Despite this, BCOs on the tradelane still prefer the greater stability of contract rates to the extreme volatility of the spot market. In fact, an executive of a US retailer told The Loadstar on the sidelines of the recent S&P Global TPM conference in Long Beach that his company did not have the staff to monitor spot markets on a daily basis.

“We simply do not have the people or the expertise to play the spot market, so we will get a fair contract deal from a couple of carriers, and also probably use an NVOCC this year to cover our imports from China,” he said.

And Xeneta’s recent survey of its customer base confirms the reluctance of shippers to put too high a percentage of their volumes into the spot market. A poll by the freight rate benchmarking firm found around half of the respondents were “negotiating for one year as usual”, while a fifth were doing so with index-linked adjustments included, with just 10% solely using the spot market.

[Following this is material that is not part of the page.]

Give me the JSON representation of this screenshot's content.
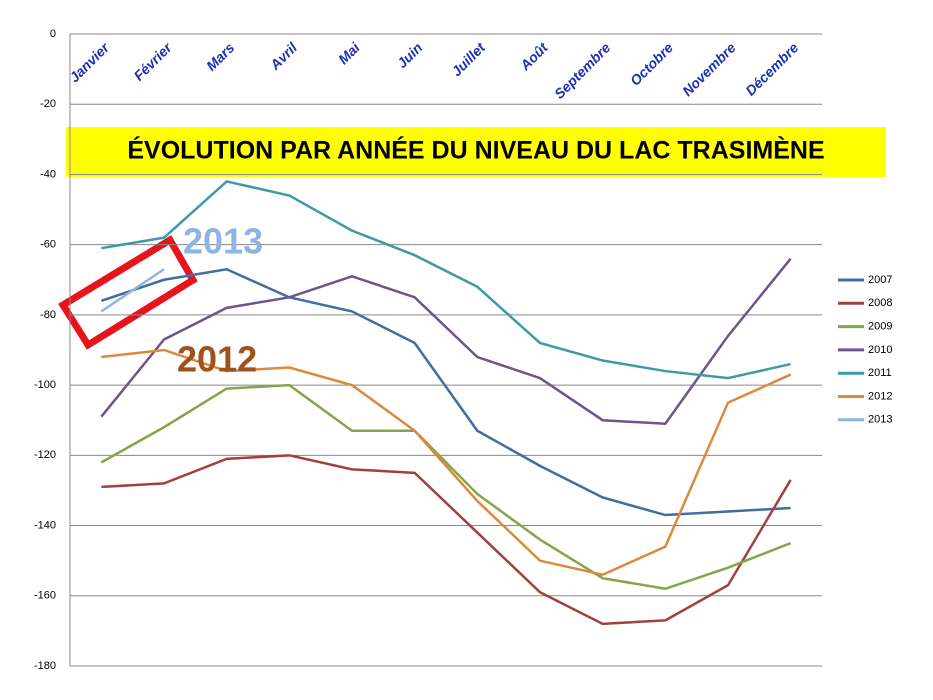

And on the transatlantic, the erosion of spot rates is accelerating, with the XSI North Europe to US east coast component slumping by another 8% this week, to $4,781 per 40ft.

Drewry estimates utilisation levels of headhaul sailings have fallen to only 60% following the huge capacity injections on the trade.

“That only spells one thing: lower rates,” commented Drewry’s Simon Heaney.